KI-Technologien bieten innovative Lösungen für HR-Prozesse, indem sie zielgruppengerechte Stellenausschreibungen und Assessment-Aufgaben erstellen sowie bei der Auswertung von Bewerbungen unterstützen. Des Weiteren können KI-Technologien in der Kommunikation mit Bewerbern oder im Mitarbeiter-Marketing eingesetzt werden. KI-Technologien erstellen zielgruppenspezifischen Content und tragen so zu einer individuellen Ansprache potenzieller Bewerber bei.

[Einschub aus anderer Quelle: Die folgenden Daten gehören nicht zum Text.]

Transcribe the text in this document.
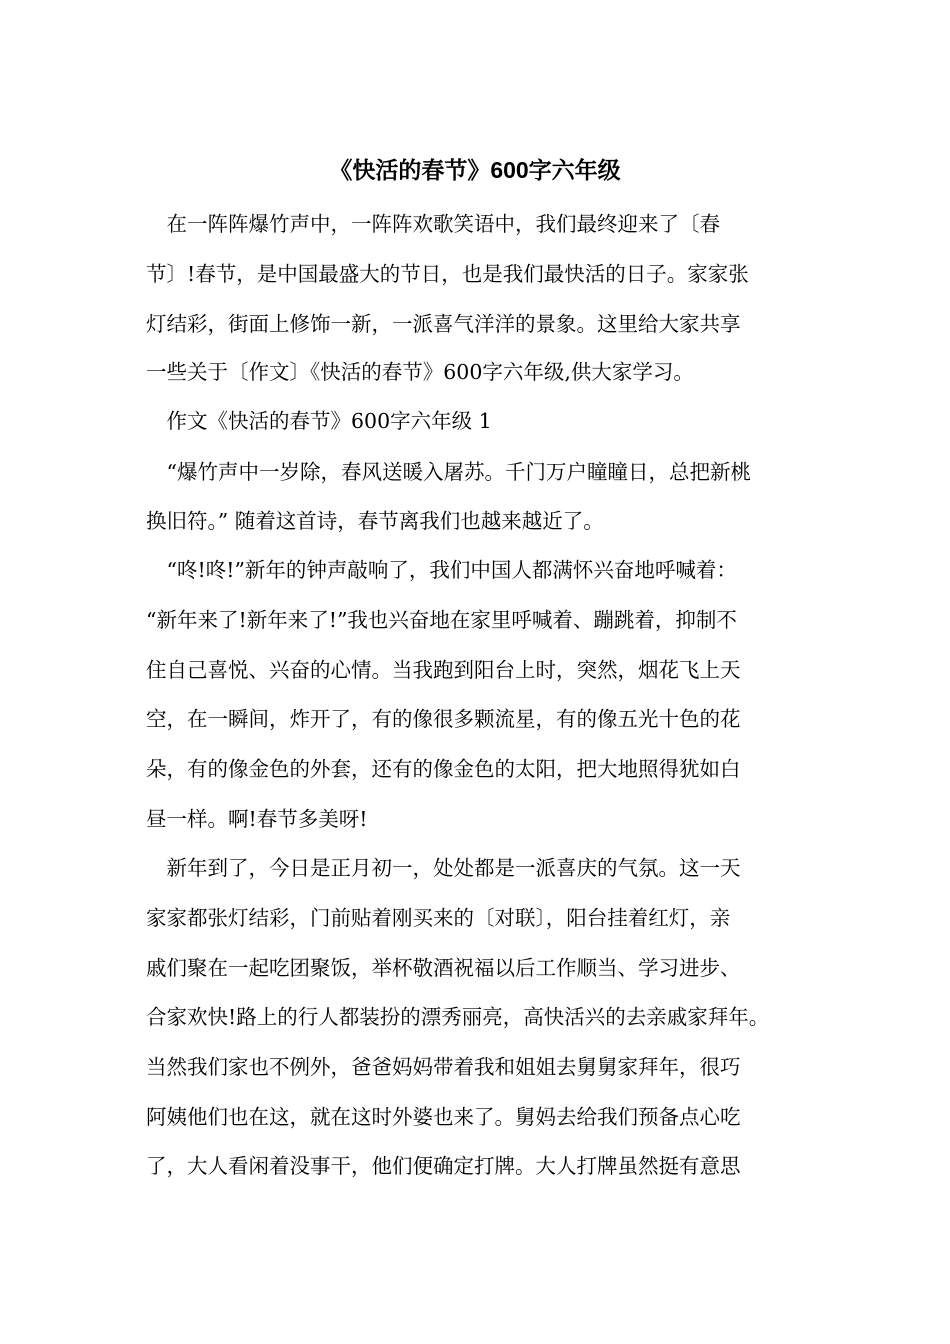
《快活的春节》600字六年级

　在一阵阵爆竹声中，一阵阵欢歌笑语中，我们最终迎来了〔春

节〕!春节，是中国最盛大的节日，也是我们最快活的日子。家家张

灯结彩，街面上修饰一新，一派喜气洋洋的景象。这里给大家共享

一些关于〔作文〕《快活的春节》600字六年级,供大家学习。

　作文《快活的春节》600字六年级 1

　“爆竹声中一岁除，春风送暖入屠苏。千门万户瞳瞳日，总把新桃

换旧符。” 随着这首诗，春节离我们也越来越近了。

　“咚!咚!”新年的钟声敲响了，我们中国人都满怀兴奋地呼喊着：

“新年来了!新年来了!”我也兴奋地在家里呼喊着、蹦跳着，抑制不

住自己喜悦、兴奋的心情。当我跑到阳台上时，突然，烟花飞上天

空，在一瞬间，炸开了，有的像很多颗流星，有的像五光十色的花

朵，有的像金色的外套，还有的像金色的太阳，把大地照得犹如白

昼一样。啊!春节多美呀!

　新年到了，今日是正月初一，处处都是一派喜庆的气氛。这一天

家家都张灯结彩，门前贴着刚买来的〔对联〕，阳台挂着红灯，亲

戚们聚在一起吃团聚饭，举杯敬酒祝福以后工作顺当、学习进步、

合家欢快!路上的行人都装扮的漂秀丽亮，高快活兴的去亲戚家拜年。

当然我们家也不例外，爸爸妈妈带着我和姐姐去舅舅家拜年，很巧

阿姨他们也在这，就在这时外婆也来了。舅妈去给我们预备点心吃

了，大人看闲着没事干，他们便确定打牌。大人打牌虽然挺有意思
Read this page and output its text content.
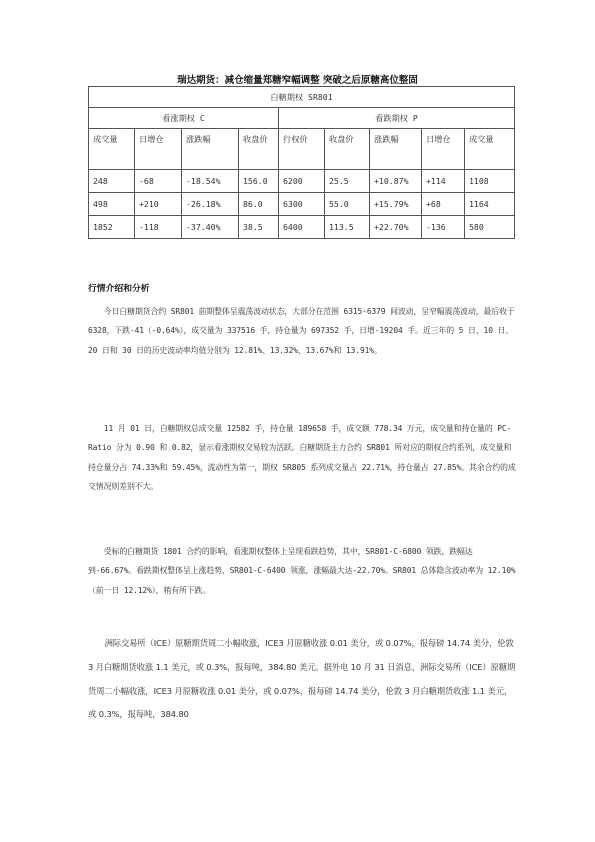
瑞达期货：减仓缩量郑糖窄幅调整 突破之后原糖高位整固
白糖期权 SR801								
看涨期权 C				看跌期权 P				
成交量	日增仓	涨跌幅	收盘价	行权价	收盘价	涨跌幅	日增仓	成交量
248	-68	-18.54%	156.0	6200	25.5	+10.87%	+114	1108
498	+210	-26.18%	86.0	6300	55.0	+15.79%	+68	1164
1852	-118	-37.40%	38.5	6400	113.5	+22.70%	-136	580
行情介绍和分析

今日白糖期货合约 SR801 前期整体呈震荡波动状态，大部分在范围 6315-6379 间波动，呈窄幅震荡波动，最后收于 6328，下跌-41（-0.64%），成交量为 337516 手，持仓量为 697352 手，日增-19204 手。近三年的 5 日、10 日、20 日和 30 日的历史波动率均值分别为 12.81%、13.32%、13.67%和 13.91%。

11 月 01 日，白糖期权总成交量 12582 手，持仓量 189658 手，成交额 778.34 万元，成交量和持仓量的 PC-Ratio 分为 0.90 和 0.82，显示看涨期权交易较为活跃。白糖期货主力合约 SR801 所对应的期权合约系列，成交量和持仓量分占 74.33%和 59.45%，流动性为第一，期权 SR805 系列成交量占 22.71%，持仓量占 27.85%。其余合约的成交情况则差别不大。

受标的白糖期货 1801 合约的影响，看涨期权整体上呈现看跌趋势，其中，SR801-C-6800 领跌，跌幅达到-66.67%。看跌期权整体呈上涨趋势，SR801-C-6400 领涨，涨幅最大达-22.70%。SR801 总体隐含波动率为 12.10%（前一日 12.12%），稍有所下跌。

洲际交易所（ICE）原糖期货周二小幅收涨，ICE3 月原糖收涨 0.01 美分，或 0.07%，报每磅 14.74 美分，伦敦 3 月白糖期货收涨 1.1 美元，或 0.3%，报每吨，384.80 美元。据外电 10 月 31 日消息，洲际交易所（ICE）原糖期货周二小幅收涨，ICE3 月原糖收涨 0.01 美分，或 0.07%，报每磅 14.74 美分，伦敦 3 月白糖期货收涨 1.1 美元，或 0.3%，报每吨，384.80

Datenschutz, Ethik und Schulungen nicht vergessen

Die gezeigten Einsatzmöglichkeiten von KI-Technologien in der Gesundheitsbranche zeigen vielversprechende Möglichkeiten zur Verbesserung der Arbeitsabläufe in Gesundheitsorganisationen. Erfolgsgeschichten wie die des Luzerner Kantonsspitals verdeutlichen, dass es tatsächlich möglich ist, mit generativer KI die Bürokratie abzubauen, die Mitarbeitendenzufriedenheit zu steigern und die Effizienz der Arbeitsabläufe zu erhöhen. Gleichzeitig ist die Medizinbranche durch Regulierungen, hohe ethische Anforderungen und viele sensible Daten geprägt. Beim Einsatz von KI-Technologien in der Gesundheitsbranche müssen daher folgende Faktoren unbedingt berücksichtigt werden:

  1. Datenschutz und -sicherheit: Die Gesundheitsbranche ist anfällig für Datenschutzverletzungen und -diebstahl. KI-Technologien müssen sicherstellen, dass Patientendaten vertraulich und vor unbefugtem Zugriff geschützt werden.
  2. Regulierung und Compliance: Die Gesundheitsbranche unterliegt strengen Regulierungen und Vorschriften. Diese Regularien müssen beim Einkauf beziehungsweise bei der Nutzung von KI-Technologien berücksichtigt werden.
  3. Transparenz und Erklärbarkeit: KI-Technologien müssen transparent und erklärbar sein, damit Fachleute und Patienten die Entscheidungsprozesse verstehen können.
  4. Datenqualität und -mangel: Die Qualität und Menge der Daten, auf denen KI-Technologien trainiert werden, sind entscheidend für ihre Genauigkeit und Zuverlässigkeit. Je nach Anwendung stellt die Korrektheit der Datenbasis eine grosse Herausforderung dar.
  5. Geschlechtsspezifische und kulturbezogene Aspekte: KI-Technologien müssen geschlechtsspezifische und kultur­bezogene Unterschiede berücksichtigen, um eine inklusive und gerechte Gesundheitsversorgung zu gewährleisten.
  6. Schulungen und Kompetenzaufbau: Damit KI-Technologien korrekt eingesetzt werden, ohne dabei ethische Grundsätze oder rechtliche Regeln zu verletzen, benötigen Mitarbeitende Schulungen. Es ist wichtig, dass alle Mitarbeitenden die Chancen und Grenzen der Technologie verstehen und die Technologie verantwortungsvoll einsetzen.

Fazit

Generative KI und somit auch KI-Lösungen wie ChatGPT und SwissGPT sind gekommen, um zu bleiben, und sie werden auch vor der Gesundheitsbranche keinen Halt machen. Und das ist auch gut so. Wird die generative KI richtig eingesetzt, hilft sie, lästige Bürokratieprozesse abzubauen, und gibt Ärzten und medizinischen Fachangestellten mehr Zeit für die Arbeit beziehungsweise die direkte Kommunikation mit dem Patienten. Gleichzeitig darf aber nicht vergessen werden, dass die KI-Technologien achtsam und verantwortungsvoll eingesetzt werden müssen. Wie fast immer gibt es auch hier die sogenannten zwei Seiten der Medaille. Mediziner sind gezwungen, sich an Datenschutz und Compliance-Regeln zu halten. Sie müssen generative KI transparent einsetzen, und bevor ein Gesundheitsbetrieb vollumfänglich von generativer KI profitieren kann, braucht es in der Regel individuell ausgerichtete Schulungen. Wer im Hinblick auf Datenschutz und vor allem die Wahrung der Patientendaten auf der sicheren Seite sein möchte, sollte ChatGPT nicht im operativen Betrieb nutzen, sondern hier eher auf Open-Source-Modelle setzen, die On-Prem oder in Schweizer beziehungsweise deutschen Rechenzentren betrieben werden können.